Together they set Dona Maria and the six Chiquitas ringing, sounding the deep-voiced Santa Maria once every five minutes for a half hour. When the last echoes have died away, Santa Maria solemnly booms the news that it is 9 o'clock. At 12 noon, 3:30 and 6:30 p.m.--approximately--Jose repeats the performance. No one ever tries to set his watch by Jose's bells.
For such festive days as Easter, Jose makes early and serious preparation, selecting his assistants with care. He needs 60 strong men, sober, to handle the bells in both towers. When all are in place, he takes his position on the cathedral roof midway between the towers, where he can look through a skylight at the cathedral altar.

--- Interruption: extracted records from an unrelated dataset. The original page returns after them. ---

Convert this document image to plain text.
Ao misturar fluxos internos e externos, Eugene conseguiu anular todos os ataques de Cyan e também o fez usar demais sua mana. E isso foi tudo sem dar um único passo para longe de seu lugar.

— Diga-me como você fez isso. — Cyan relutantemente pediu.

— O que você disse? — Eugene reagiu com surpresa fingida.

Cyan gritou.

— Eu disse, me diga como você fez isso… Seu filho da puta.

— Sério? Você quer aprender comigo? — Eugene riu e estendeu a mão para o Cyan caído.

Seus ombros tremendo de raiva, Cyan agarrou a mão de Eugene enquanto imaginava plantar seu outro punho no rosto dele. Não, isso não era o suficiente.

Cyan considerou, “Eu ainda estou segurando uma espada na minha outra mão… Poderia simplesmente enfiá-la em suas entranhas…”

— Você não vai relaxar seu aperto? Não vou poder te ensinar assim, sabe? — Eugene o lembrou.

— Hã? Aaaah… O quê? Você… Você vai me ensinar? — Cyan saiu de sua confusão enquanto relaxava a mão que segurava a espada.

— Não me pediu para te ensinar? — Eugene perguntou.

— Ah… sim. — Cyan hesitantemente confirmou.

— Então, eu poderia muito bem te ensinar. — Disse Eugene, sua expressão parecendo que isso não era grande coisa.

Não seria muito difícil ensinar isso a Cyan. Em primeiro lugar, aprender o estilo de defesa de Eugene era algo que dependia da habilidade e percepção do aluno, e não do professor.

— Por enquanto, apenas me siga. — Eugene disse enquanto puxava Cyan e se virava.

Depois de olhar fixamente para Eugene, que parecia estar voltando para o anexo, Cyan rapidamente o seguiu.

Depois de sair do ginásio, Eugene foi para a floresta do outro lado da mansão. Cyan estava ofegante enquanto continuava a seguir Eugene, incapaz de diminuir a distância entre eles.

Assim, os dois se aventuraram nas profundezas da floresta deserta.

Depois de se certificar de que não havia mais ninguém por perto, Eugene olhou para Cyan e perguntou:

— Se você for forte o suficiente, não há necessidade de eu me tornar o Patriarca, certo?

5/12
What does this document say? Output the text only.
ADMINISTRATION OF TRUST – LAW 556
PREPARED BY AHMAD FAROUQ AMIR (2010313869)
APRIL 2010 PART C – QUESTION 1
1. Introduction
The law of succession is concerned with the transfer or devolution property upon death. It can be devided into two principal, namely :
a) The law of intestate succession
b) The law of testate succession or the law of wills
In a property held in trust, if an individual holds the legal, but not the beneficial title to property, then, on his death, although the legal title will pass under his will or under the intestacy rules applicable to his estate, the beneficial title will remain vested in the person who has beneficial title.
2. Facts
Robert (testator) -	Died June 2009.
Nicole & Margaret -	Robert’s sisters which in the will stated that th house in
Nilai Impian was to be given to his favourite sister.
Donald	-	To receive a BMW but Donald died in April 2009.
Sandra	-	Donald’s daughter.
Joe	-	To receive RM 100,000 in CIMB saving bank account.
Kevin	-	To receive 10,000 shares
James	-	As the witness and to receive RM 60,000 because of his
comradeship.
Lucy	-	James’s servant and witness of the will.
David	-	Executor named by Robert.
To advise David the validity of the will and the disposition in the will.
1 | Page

As the archbishop starts the Mass, Jose points with a baton at Santa Maria de Guadalupe, and the bell begins tolling. One by one Jose brings in the other bells, not just the eight played on ordinary days, but special bells like San Pedro, San Antonio. Then he silences them, each in turn, until only Santo Angel de la Guarda, sweetest-toned of all, tolls softly, a sign that down below in the cathedral the sermon is being preached. At the Gloria, he swings up his arms and all 18 bells peal out. Jose, the bellringer, stands on tiptoes, his fists thrust toward the sky, pure ecstasy on his face.